The gathering on Sunday and Monday in Qatar’s capital of Doha with envoys from some two dozen countries was the first time that representatives of the Afghan Taliban administration attended such a U.N.-sponsored meeting.
The Taliban were not invited to the first meeting, and U.N. Secretary-General António Guterres said they set unacceptable conditions for attending the second one, in February, including demands that Afghan civil society members be excluded from the talks and that the Taliban be treated as the country’s legitimate rulers.
Ahead of Doha, representatives of Afghan women were excluded from attending, paving the way for the Taliban to send their envoys — though the organizers insisted that demands for women’s rights would be raised.
“I would like to emphasize that this meeting and this process of engagement does not mean normalization or recognition,” Rosemary A. DiCarlo, a U.N. official for political and peacebuilding affairs said Monday.
“My hope is that the constructive exchanges on the various issues over the last two days have moved us a little closer to resolving some of the problems that are having such a devastating impact on the Afghan people,” she added.
Zabihullah Mujahid, chief Taliban government spokesman who headed the delegation to Doha, said there was opportunity for them to meet with representatives of various countries on the sidelines of the gathering.
He added that the messages from the Taliban “reached all participating” countries at the meeting.

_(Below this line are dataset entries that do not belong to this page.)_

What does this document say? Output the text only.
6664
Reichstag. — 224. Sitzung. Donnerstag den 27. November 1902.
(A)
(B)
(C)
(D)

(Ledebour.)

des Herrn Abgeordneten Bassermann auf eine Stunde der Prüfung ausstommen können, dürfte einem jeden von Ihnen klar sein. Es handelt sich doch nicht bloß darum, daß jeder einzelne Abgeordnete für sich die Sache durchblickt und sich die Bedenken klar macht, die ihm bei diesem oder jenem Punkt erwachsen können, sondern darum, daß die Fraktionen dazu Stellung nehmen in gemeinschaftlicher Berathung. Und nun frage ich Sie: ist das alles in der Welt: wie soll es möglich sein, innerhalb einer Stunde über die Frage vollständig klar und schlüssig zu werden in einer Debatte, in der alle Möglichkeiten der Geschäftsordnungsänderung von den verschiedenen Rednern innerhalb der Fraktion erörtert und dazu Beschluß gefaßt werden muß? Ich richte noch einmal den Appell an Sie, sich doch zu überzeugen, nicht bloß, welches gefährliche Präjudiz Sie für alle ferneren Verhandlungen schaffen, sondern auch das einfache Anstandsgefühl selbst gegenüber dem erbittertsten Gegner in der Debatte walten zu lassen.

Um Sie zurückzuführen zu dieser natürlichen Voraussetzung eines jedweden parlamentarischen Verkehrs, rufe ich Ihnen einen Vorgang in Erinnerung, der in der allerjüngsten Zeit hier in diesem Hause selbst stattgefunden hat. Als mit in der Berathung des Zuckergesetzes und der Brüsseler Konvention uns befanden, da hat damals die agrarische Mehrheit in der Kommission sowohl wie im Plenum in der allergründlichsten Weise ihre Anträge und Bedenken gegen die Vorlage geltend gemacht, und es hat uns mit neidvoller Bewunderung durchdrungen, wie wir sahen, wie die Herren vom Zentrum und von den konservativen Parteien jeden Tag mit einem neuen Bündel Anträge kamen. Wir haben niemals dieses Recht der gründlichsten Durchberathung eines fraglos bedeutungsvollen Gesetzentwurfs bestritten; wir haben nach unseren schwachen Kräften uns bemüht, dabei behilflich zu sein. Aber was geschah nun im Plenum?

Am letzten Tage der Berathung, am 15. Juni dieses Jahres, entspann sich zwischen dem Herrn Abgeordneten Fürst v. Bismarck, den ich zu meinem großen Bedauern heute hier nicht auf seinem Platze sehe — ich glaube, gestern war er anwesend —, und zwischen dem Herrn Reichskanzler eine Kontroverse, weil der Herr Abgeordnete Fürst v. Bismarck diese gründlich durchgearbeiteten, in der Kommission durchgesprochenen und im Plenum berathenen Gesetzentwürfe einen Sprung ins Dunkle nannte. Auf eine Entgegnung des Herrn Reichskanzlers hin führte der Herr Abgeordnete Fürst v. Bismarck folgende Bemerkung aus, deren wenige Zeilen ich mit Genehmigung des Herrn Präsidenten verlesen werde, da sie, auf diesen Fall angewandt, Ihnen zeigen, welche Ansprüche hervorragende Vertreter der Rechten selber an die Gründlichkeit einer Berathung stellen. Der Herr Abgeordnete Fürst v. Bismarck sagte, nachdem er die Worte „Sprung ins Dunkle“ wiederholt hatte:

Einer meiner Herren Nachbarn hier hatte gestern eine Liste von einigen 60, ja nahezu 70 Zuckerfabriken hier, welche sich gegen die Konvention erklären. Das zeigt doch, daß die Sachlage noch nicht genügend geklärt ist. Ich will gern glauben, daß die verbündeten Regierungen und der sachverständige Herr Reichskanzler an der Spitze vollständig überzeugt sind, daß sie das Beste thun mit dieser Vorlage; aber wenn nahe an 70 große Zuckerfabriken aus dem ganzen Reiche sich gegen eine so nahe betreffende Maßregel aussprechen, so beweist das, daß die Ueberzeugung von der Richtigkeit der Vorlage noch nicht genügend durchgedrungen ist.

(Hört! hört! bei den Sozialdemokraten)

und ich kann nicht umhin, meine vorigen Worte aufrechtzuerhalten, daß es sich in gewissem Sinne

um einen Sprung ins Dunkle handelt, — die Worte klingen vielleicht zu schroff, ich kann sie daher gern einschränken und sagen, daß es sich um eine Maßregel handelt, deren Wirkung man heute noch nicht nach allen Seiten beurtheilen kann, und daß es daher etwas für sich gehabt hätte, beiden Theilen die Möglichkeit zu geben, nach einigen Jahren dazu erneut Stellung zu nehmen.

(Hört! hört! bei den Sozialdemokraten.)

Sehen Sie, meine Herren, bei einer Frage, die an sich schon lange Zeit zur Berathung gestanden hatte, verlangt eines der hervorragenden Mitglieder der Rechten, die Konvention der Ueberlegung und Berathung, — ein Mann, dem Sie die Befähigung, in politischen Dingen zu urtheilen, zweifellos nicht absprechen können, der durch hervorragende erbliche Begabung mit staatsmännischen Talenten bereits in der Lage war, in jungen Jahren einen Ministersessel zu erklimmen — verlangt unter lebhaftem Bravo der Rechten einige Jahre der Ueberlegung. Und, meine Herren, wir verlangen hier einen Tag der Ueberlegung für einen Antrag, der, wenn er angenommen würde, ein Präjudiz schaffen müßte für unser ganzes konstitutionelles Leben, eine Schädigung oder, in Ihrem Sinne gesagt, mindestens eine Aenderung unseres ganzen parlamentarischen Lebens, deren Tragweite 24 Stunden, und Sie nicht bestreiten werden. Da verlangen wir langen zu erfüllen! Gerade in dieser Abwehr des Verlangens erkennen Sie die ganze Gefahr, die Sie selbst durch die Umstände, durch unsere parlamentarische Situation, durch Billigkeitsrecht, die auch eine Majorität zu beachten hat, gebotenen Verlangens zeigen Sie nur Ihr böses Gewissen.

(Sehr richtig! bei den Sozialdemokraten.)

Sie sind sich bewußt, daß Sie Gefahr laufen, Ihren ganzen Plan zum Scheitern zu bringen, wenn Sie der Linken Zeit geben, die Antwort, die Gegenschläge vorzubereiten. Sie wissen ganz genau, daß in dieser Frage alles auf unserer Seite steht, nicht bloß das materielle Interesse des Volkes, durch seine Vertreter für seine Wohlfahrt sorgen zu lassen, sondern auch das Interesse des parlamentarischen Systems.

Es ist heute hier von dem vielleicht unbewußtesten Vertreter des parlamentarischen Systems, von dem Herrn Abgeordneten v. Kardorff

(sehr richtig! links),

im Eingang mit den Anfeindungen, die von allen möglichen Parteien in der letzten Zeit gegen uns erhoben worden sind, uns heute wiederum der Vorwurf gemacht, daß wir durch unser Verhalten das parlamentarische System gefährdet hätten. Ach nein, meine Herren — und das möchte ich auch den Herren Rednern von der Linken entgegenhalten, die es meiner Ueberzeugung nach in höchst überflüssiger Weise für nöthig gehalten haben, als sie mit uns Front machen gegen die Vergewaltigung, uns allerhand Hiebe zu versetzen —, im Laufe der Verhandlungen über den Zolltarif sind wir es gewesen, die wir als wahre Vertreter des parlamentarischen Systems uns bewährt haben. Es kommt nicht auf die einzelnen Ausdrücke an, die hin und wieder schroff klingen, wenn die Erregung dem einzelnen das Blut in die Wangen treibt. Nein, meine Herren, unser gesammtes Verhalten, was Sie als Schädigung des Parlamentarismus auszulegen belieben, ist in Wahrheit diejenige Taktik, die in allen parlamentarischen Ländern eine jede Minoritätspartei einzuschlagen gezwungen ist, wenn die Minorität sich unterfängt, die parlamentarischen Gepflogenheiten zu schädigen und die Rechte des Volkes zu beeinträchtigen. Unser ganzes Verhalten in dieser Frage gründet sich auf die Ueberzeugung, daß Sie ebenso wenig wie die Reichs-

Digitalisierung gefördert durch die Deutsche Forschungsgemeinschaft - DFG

Afghanistan needs cooperation with the private sector and in the fight against drugs, he also said. “Most countries expressed their willingness to cooperate in these areas.”
The Taliban seized power in August 2021 as United States and NATO forces were in the final weeks of their pullout from Afghanistan following two decades of war. No country officially recognizes the Taliban and the U.N. has said that recognition remains practically impossible while bans on female education and employment remain in place.
However, some participants, including Canada, expressed disappointment over the exclusion of women and civil society representatives.
“Canada is extremely disappointed that the U.N. organizers have excluded non-Taliban Afghan participants, including women’s advocates, religious and ethnic minorities, and human rights groups from participating in the meeting’s main sessions,” David Sproule, Canada’s special representative for Afghanistan, said in a statement.
DiCarlo, the U.N. official, said that “while women and civil society were not sitting across the table form the de facto (Taliban) authorities in last two days, we made their voices heard … civil society has a rightful role to play in shaping Afghanistan’s future.”